Die Graue konnte den Schmerz in ihrer Brust spüren der ihr sagte, dass es nicht so war. Und egal wie gut der Ahorn ihr zureden mochte, egal wie oft man ihr ins Gedächtnis rief, das dies nunmal der Lauf der Natur war, sie hasste in diesem Moment den Boten des Winters noch viel mehr als sie es je zuvor getan hatte.

- Du bist stark kleiner Wolf

Ein Rütteln ging durch die Fähe und sie fühlte sich als ob ihr gleich alle Haare ausfallen würden, so wie es den Bäumen mit ihren Blättern erging. Ohne weiter in Gedanken zu leben drehte sie sich um und verschwand wieder im Höhlengang, wo sie dem beißenden Wind entging. Im Schlafraum durfte sie dann endlich wieder die angenehme Wärme entgegennehmen, die sie die letzten paar Tage gespürt hatte.

Sie legte die Beute zur Seite und fuhr ein paar mal mit ihrer rauen Zunge durch das weiße Fell des kleinen Wolfes. Dieser stöhnte müde und drehte sich in ihre Richtung, denn er konnte ihren Geruch nicht aufnehmen und wollte sie wenigstens sehen, damit er sich nicht mehr so alleine fühlte. Die Wölfin ließ sich erschöpft nieder und leckte sich ihre Wunde, den Blick des Rüden ignorierte sie solange, bis sie seine Worte vernahm.

"Werde ich jetzt sterben?", fragte der kleine Wolf heiser. Naumi blickte ihn überrascht an.

"Nein. Wie kommst du darauf, wenn ich sogar diese Wunden hier überstanden habe?"

"Ich bin nicht so stark wie du", nuschelte der Jungwolf daraufhin und vergrub seine Nase im weichen Moos. Als er die Augen schloss lehnte sich die Graue vor und kniff ihn in einers seiner großen Ohren.

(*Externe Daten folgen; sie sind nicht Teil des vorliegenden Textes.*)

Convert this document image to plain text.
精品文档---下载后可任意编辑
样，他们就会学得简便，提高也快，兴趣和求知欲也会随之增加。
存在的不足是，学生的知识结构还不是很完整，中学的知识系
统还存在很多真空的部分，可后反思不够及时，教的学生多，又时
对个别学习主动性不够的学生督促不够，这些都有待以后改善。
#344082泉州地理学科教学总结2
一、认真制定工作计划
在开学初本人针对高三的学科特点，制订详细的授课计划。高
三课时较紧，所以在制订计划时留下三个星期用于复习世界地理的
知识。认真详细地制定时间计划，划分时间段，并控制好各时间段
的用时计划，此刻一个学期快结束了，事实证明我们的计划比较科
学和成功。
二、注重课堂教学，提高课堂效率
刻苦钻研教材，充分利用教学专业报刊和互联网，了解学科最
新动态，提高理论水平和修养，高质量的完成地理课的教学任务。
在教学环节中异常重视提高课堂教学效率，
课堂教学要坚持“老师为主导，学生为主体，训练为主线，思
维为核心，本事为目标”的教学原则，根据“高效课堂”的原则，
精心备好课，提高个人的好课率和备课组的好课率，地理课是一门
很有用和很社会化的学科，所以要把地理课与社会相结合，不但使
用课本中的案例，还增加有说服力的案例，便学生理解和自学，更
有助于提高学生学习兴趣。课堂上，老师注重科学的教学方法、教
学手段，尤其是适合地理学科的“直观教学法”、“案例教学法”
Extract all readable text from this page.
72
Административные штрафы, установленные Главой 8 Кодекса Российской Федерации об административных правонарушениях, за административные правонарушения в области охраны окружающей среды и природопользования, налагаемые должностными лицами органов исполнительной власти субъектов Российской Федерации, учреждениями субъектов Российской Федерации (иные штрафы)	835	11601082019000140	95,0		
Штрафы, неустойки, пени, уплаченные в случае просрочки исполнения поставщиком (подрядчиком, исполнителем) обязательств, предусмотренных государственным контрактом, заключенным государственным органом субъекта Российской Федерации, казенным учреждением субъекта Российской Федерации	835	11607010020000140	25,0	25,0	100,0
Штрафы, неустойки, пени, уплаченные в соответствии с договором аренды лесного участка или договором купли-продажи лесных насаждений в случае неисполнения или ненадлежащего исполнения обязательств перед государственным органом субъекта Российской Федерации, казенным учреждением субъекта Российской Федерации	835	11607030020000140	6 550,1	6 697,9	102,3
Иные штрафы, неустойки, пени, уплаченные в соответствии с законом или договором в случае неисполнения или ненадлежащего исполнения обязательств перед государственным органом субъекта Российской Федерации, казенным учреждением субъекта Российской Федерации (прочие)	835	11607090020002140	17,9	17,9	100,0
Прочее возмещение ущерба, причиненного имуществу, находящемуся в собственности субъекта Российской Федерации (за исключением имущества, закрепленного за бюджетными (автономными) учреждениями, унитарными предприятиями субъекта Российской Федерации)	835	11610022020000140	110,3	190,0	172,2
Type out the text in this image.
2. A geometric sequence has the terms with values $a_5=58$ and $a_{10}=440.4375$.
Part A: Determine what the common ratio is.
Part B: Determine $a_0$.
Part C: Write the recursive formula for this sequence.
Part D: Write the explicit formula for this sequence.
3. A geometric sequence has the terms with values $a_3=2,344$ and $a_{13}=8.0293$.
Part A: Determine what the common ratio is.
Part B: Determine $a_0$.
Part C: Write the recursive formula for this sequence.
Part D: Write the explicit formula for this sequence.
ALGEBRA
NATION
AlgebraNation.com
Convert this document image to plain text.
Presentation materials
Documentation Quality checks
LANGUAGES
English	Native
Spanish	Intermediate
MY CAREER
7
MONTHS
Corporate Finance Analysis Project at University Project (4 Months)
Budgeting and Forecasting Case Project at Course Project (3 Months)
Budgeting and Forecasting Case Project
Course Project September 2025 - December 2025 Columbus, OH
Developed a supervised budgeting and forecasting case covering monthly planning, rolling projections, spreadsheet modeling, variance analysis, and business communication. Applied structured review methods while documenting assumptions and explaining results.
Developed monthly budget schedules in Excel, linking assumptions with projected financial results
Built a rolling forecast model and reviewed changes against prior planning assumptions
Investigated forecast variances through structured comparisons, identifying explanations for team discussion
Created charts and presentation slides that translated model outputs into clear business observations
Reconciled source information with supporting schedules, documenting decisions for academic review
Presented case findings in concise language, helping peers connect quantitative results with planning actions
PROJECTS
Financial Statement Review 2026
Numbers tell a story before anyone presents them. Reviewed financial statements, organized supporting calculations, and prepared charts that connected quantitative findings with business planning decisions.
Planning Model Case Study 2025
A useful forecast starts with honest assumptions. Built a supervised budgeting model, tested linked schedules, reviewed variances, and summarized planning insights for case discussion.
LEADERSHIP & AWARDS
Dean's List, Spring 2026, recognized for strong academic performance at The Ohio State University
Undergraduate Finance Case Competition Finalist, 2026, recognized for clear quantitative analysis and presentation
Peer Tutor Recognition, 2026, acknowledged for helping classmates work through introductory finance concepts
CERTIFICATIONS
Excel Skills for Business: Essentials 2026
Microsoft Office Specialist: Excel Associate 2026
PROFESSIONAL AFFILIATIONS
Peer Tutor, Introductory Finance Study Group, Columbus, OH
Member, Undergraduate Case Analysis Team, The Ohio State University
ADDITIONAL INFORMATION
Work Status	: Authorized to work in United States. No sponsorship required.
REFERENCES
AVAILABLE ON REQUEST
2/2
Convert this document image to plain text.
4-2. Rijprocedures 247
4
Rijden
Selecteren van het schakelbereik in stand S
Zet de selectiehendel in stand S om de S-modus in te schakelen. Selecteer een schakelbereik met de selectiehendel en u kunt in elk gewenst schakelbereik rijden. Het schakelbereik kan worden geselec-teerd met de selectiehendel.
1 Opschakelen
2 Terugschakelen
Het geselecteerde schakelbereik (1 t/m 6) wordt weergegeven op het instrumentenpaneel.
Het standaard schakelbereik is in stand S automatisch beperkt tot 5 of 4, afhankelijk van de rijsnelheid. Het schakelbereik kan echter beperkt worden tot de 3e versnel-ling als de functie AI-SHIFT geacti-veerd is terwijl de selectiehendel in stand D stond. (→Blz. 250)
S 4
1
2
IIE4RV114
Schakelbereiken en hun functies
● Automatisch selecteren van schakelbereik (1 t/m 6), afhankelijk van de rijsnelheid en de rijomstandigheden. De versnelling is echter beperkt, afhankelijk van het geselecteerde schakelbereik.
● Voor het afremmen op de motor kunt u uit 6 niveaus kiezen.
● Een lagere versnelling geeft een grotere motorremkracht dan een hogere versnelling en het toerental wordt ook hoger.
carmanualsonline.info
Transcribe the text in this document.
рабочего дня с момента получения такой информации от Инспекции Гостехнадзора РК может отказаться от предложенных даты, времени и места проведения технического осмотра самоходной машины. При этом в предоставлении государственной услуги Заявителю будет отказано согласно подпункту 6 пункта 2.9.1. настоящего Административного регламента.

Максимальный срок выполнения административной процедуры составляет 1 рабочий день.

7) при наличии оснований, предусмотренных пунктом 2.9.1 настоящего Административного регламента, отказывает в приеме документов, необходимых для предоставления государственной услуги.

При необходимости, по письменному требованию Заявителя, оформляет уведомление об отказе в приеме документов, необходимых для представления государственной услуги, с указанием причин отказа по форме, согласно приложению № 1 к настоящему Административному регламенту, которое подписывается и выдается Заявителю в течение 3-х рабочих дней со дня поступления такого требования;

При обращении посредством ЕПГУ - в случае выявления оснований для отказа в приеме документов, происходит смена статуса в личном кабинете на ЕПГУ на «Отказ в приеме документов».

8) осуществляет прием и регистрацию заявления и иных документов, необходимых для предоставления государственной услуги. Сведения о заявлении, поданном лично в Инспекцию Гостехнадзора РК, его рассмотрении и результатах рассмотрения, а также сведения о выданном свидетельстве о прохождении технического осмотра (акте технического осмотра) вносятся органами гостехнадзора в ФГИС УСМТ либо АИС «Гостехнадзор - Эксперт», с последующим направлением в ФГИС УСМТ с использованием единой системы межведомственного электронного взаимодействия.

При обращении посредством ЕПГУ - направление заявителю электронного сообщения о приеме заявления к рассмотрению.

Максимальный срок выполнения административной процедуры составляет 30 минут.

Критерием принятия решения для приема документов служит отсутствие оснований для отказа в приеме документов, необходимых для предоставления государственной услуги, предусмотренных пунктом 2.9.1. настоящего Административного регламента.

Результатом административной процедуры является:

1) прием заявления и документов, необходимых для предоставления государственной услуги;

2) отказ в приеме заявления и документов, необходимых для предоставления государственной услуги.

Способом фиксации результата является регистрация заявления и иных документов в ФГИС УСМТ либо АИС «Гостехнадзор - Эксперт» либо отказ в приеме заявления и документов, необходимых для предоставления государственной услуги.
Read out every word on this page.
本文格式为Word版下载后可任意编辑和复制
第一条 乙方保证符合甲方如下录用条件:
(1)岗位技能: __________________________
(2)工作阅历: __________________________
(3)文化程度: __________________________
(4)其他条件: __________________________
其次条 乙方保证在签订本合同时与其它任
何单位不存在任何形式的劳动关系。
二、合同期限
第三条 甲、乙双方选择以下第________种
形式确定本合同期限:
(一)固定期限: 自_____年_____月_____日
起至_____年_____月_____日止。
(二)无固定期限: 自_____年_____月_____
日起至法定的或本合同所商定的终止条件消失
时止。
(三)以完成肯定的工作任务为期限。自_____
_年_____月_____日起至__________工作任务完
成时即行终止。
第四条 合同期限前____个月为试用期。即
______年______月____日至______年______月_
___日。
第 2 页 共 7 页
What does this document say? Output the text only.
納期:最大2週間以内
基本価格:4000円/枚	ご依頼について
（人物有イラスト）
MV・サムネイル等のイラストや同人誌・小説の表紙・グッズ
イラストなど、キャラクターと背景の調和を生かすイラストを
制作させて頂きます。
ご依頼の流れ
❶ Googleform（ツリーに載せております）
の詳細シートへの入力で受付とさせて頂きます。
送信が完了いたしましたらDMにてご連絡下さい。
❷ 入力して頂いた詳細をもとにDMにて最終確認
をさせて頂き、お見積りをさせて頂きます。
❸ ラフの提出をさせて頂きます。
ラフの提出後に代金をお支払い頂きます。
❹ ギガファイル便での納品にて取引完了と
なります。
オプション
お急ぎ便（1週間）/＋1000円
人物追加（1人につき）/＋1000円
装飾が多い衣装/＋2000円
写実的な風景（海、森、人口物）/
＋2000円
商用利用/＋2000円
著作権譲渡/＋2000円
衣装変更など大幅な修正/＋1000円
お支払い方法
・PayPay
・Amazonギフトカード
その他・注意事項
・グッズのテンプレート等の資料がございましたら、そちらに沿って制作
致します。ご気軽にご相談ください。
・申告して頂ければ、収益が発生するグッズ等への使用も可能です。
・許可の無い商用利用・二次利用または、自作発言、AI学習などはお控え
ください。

"Aber das stimmt doch gar nicht! Du bist bis hier in den Wald geflohen, wer sonst aus "Black Hill" könnte das von sich behaupten?" Naumis Worte klangen laut in den Ohren des Jungwolfs, seine Augen blickten sie an als sähe er sie gar nicht richtig. Es entging der Fähe nicht, das er immer noch nicht recht an ihre Worte glaubte. "Du hast mir das Leben gerettet kleiner Wolf. Ohne dich hätte ich es nicht geschafft", sie hatte ihre Stimme nun gesenkt, auf ihren Lefzen zeichnete sich ein dankbares Lächeln ab.

"Du bist stark kleiner Wolf", sagte die sanftraue Stimme. Noch ruhten ihre tiefblauen Augen auf ihm und sie strahlte ihn mit ihrem Lächeln all ihre Dankbarkeit und Freude entgegen, dann zog sie das Bein des Rehs an sich heran und riss ein großes Stück heraus, das sie dem Jungwolf vor die Schnauze legte. "Und nun iss, damit du noch viel stärker wirst!"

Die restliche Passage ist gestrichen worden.